ISI denies it knew about Osama’s presence in Pak - GulfToday

ISI denies it knew about Osama’s presence in Pak

Imran-Khan1

Imran Khan. File

Tariq Butt

A top retired security official says the Inter-Services Intelligence (ISI) had no information about the presence of Osama Bin Laden in Abbottabad, and what Prime Minister Imran Khan recently said in a TV interview in Washington DC was apparently concerning spy outfit’s input which had helped Ameircan CIA reach a close associate of Osama.

The former official said that Pakistan’s position remains unchanged i.e. ISI had no knowledge of Osama’s presence in Pakistan, said a report.

Prime Minister Imran Khan had said that the “ISI provided a lead” to the CIA that helped the US track down and kill the terror group Al Qaeda’s chief in 2011. Khan’s statement caused a controversy and many politicians criticised Khan for making this claim.

It is said that the prime minister’s statement that the “ISI provided a lead” is possibly a reference to the already known fact that Pakistan had shared details of a mobile number that was used by a close associate of Osama — Abu Ahmed Ali Kuwaiti.

Even leaked parts of Abbottabad Commission report had revealed that the arrest of Khalid Bin Attash (an al-Qaeda member who was involved in the pre-9/11 attacks such as on USS Cole and the embassies in Africa) in ‘2002’ from Karachi led to the first major breakthrough – he was the one who identified Abu Ahmed Ali Kuwaiti (the Kuwaiti born Pakistani who was Osama’s right hand man and courier and the man who led the Americans to Bin Laden).

The report had disclosed that during the search for this man (Kuwaiti), CIA had provided four phone numbers between “2009 to Nov 2010” to Pakistan but without any details as to who they were searching for. These numbers “most of the time remained off” but while the ISI kept the CIA in the loop it did so “without knowing the context and to whom these numbers belonged”.

“Now in retrospect, the commission report confirms Attash’s disclosure – Kuwaiti was Osama’s right hand man,” the report read.

For the same reason, former CIA Director General David Petraeus said a few days back that he is “convinced” that the Pakistani intelligence agencies did not know Osama was in Pakistan.

“We are quite convinced that the ISI, Pakistani intelligence, no one else knew that Osama was there in Pakistan. They were not harbouring him or hiding him or anything like that. We have very good insights on that. We probably differ with those who said that the Pakistanis were allowing him to live in that particular compound in Abbottabad,” he said.

In an unrealted development on Sunday, the government has taken possession of a sprawling house belonging to Pakistan Muslim League-Nawaz (PML-N) leader and former Finance Minister Ishaq Dar at the request of the National Accountability Bureau (NAB).

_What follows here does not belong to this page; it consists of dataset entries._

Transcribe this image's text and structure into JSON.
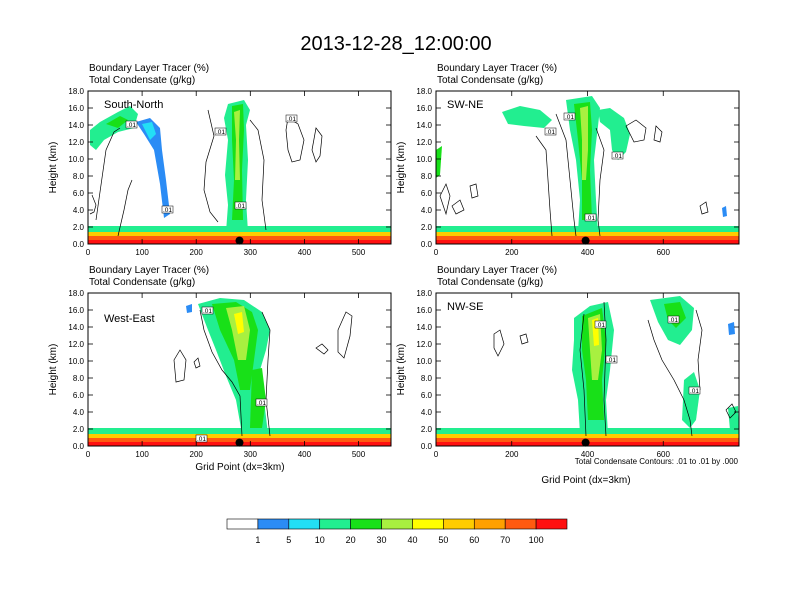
{
  "chart_data": {
    "type": "cross-section-panels",
    "title": "2013-12-28_12:00:00",
    "xlabel": "Grid Point (dx=3km)",
    "ylabel": "Height (km)",
    "contour_note": "Total Condensate Contours: .01 to .01 by .000",
    "panels": [
      {
        "name": "South-North",
        "subtitle_lines": [
          "Boundary Layer Tracer   (%)",
          "Total Condensate   (g/kg)"
        ],
        "xlim": [
          0,
          560
        ],
        "xticks": [
          0,
          100,
          200,
          300,
          400,
          500
        ],
        "ylim": [
          0,
          18
        ],
        "yticks": [
          "0.0",
          "2.0",
          "4.0",
          "6.0",
          "8.0",
          "10.0",
          "12.0",
          "14.0",
          "16.0",
          "18.0"
        ],
        "marker_x": 280,
        "contour_labels": [
          ".01",
          ".01",
          ".01",
          ".01",
          ".01"
        ]
      },
      {
        "name": "SW-NE",
        "subtitle_lines": [
          "Boundary Layer Tracer   (%)",
          "Total Condensate   (g/kg)"
        ],
        "xlim": [
          0,
          800
        ],
        "xticks": [
          0,
          200,
          400,
          600
        ],
        "ylim": [
          0,
          18
        ],
        "yticks": [
          "0.0",
          "2.0",
          "4.0",
          "6.0",
          "8.0",
          "10.0",
          "12.0",
          "14.0",
          "16.0",
          "18.0"
        ],
        "marker_x": 395,
        "contour_labels": [
          ".01",
          ".01",
          ".01",
          ".01"
        ]
      },
      {
        "name": "West-East",
        "subtitle_lines": [
          "Boundary Layer Tracer   (%)",
          "Total Condensate   (g/kg)"
        ],
        "xlim": [
          0,
          560
        ],
        "xticks": [
          0,
          100,
          200,
          300,
          400,
          500
        ],
        "ylim": [
          0,
          18
        ],
        "yticks": [
          "0.0",
          "2.0",
          "4.0",
          "6.0",
          "8.0",
          "10.0",
          "12.0",
          "14.0",
          "16.0",
          "18.0"
        ],
        "marker_x": 280,
        "contour_labels": [
          ".01",
          ".01",
          ".01"
        ]
      },
      {
        "name": "NW-SE",
        "subtitle_lines": [
          "Boundary Layer Tracer   (%)",
          "Total Condensate   (g/kg)"
        ],
        "xlim": [
          0,
          800
        ],
        "xticks": [
          0,
          200,
          400,
          600
        ],
        "ylim": [
          0,
          18
        ],
        "yticks": [
          "0.0",
          "2.0",
          "4.0",
          "6.0",
          "8.0",
          "10.0",
          "12.0",
          "14.0",
          "16.0",
          "18.0"
        ],
        "marker_x": 395,
        "contour_labels": [
          ".01",
          ".01",
          ".01",
          ".01"
        ]
      }
    ],
    "colorbar": {
      "colors": [
        "#ffffff",
        "#2b8cf5",
        "#23dff5",
        "#22ee90",
        "#18e018",
        "#a8f040",
        "#ffff00",
        "#ffcc00",
        "#ffa000",
        "#ff5a10",
        "#ff1010"
      ],
      "labels": [
        "1",
        "5",
        "10",
        "20",
        "30",
        "40",
        "50",
        "60",
        "70",
        "100"
      ]
    }
  }
}
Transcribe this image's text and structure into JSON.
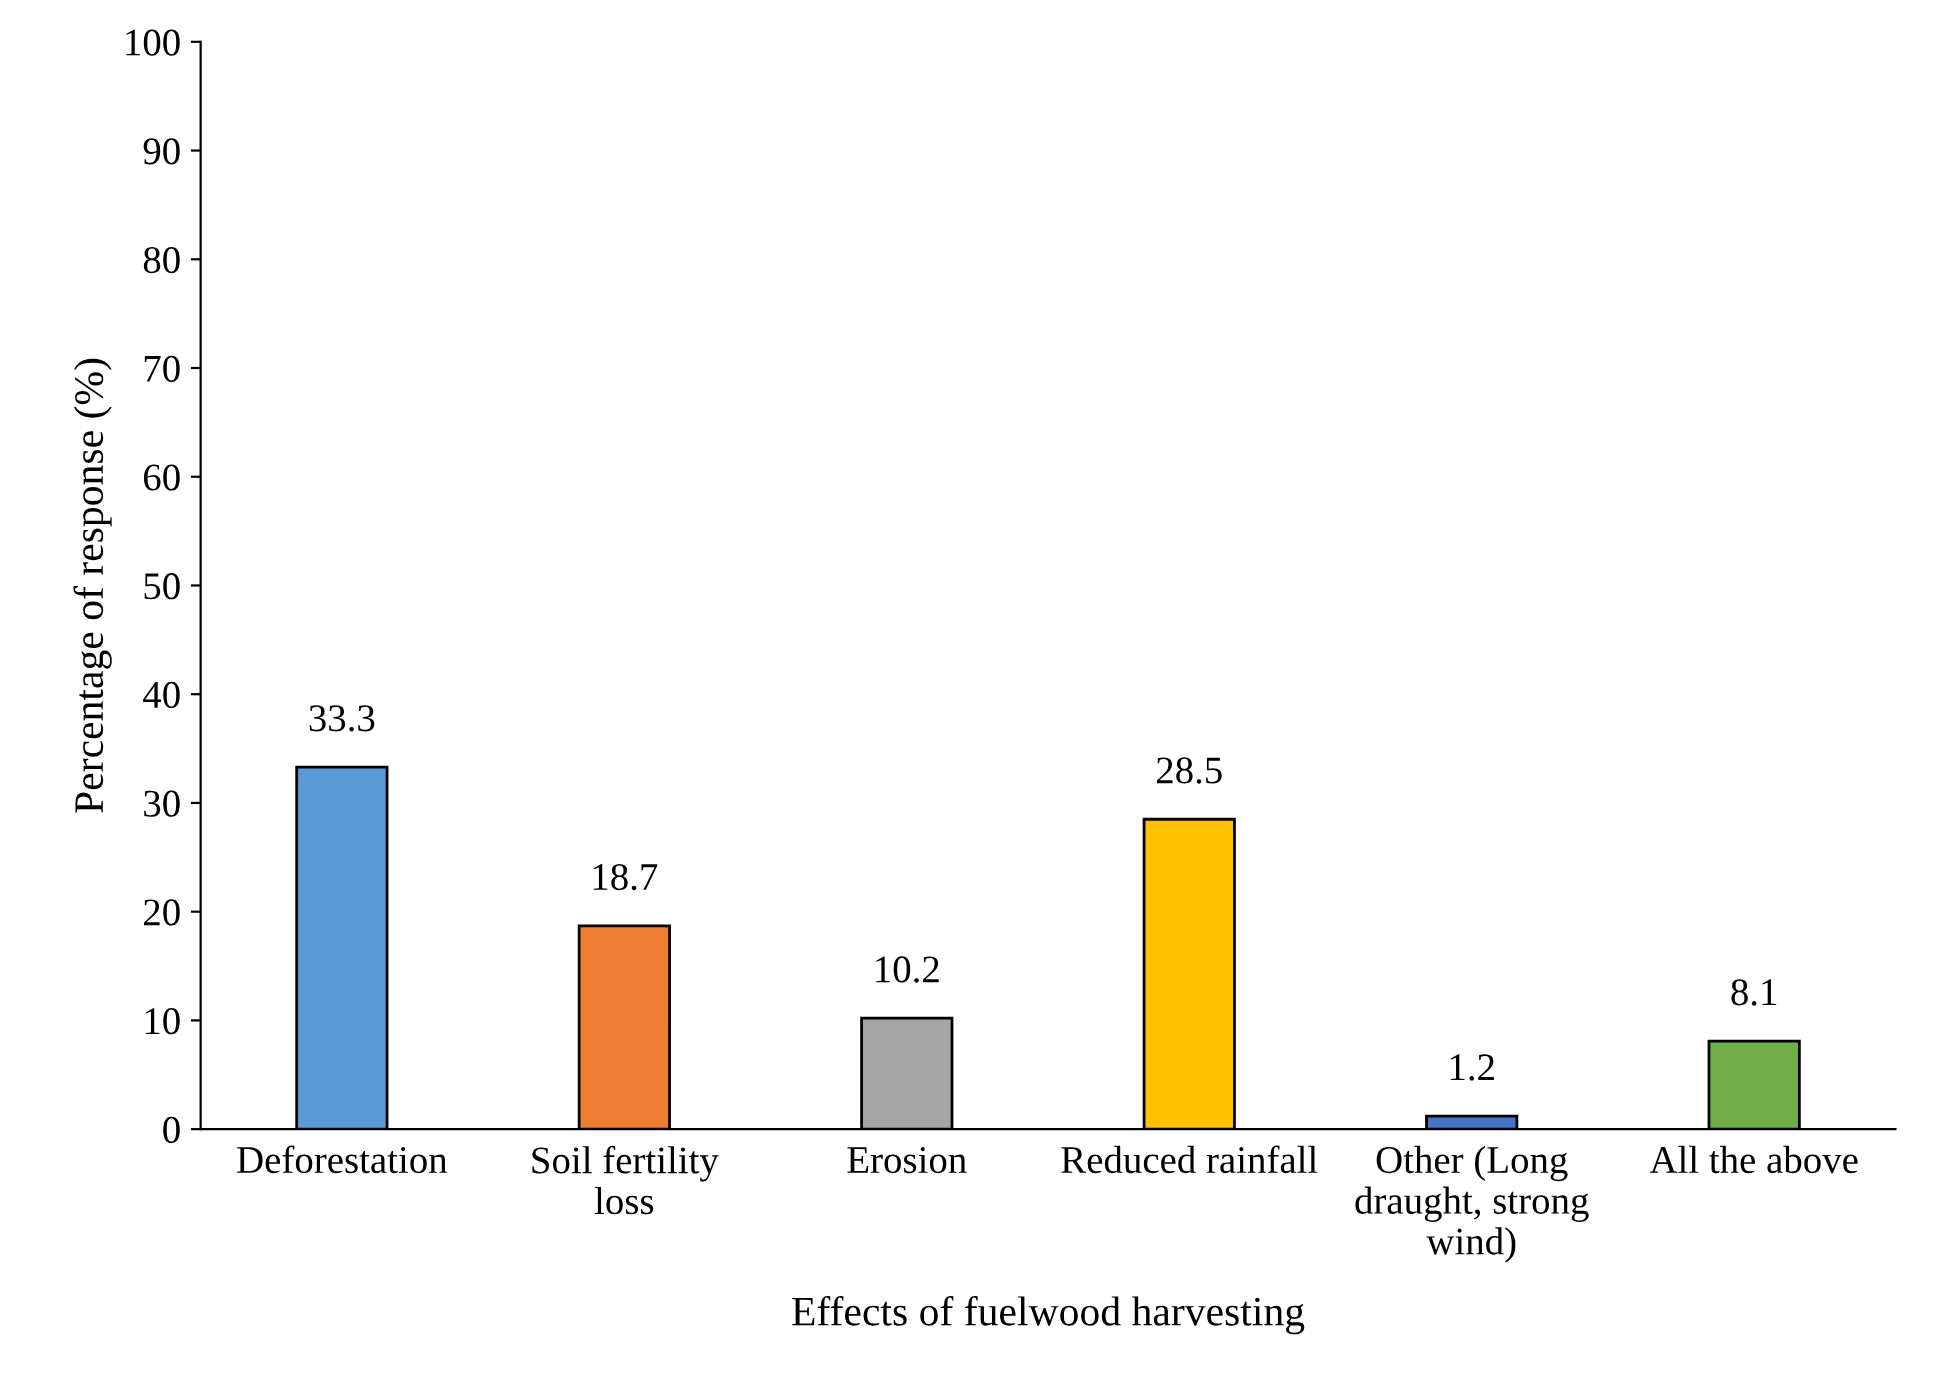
{
  "chart_data": {
    "type": "bar",
    "xlabel": "Effects of fuelwood harvesting",
    "ylabel": "Percentage of response (%)",
    "categories": [
      "Deforestation",
      "Soil fertility loss",
      "Erosion",
      "Reduced rainfall",
      "Other (Long draught, strong wind)",
      "All the above"
    ],
    "values": [
      33.3,
      18.7,
      10.2,
      28.5,
      1.2,
      8.1
    ],
    "colors": [
      "#5b9bd5",
      "#ed7d31",
      "#a5a5a5",
      "#ffc000",
      "#4472c4",
      "#70ad47"
    ],
    "ylim": [
      0,
      100
    ],
    "yticks": [
      0,
      10,
      20,
      30,
      40,
      50,
      60,
      70,
      80,
      90,
      100
    ],
    "data_labels": true,
    "grid": false,
    "legend": false
  }
}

A team of the Lahore district government, headed by Assistant Commissioner Zeeshan Nasrullah, took possession of 7-H Hajvery House, Gulberg III.

For his absconding in a corruption reference, NAB seized Dar’s all movable and immovable assets — the Gulberg house; three plots in Al Falah Housing Society, Lahore; six acres of land in Islamabad; a two-kanal plot in Parliamentarians Enclave, Islamabad; a plot in the Senate Cooperative Housing Society, Islamabad; a plot measuring two kanals and another of nine marlas in Islamabad and six vehicles.

The NAB had said Dar had acquired in his name or in the names of his dependants these assets worth Rs831.7 million, which was disproportionate to his known sources of income, for which he was facing a reference in the accountability court.

According to an official, the government has started taking possession of the seized property of Dar. “It will also take possession of Dar’s other attached properties soon.”

The five-kanal house hit the headlines early last year following the revelation that Dar had got an amenity plot altered to build a road leading to his residence. The Lahore Development Authority (LDA) during the Shahbaz Sharif government in Punjab had taken over 1 kanal and 6 marlas of the park land to build the road.

However, after the Supreme Court took notice of the matter, the LDA restored the public park to its original condition.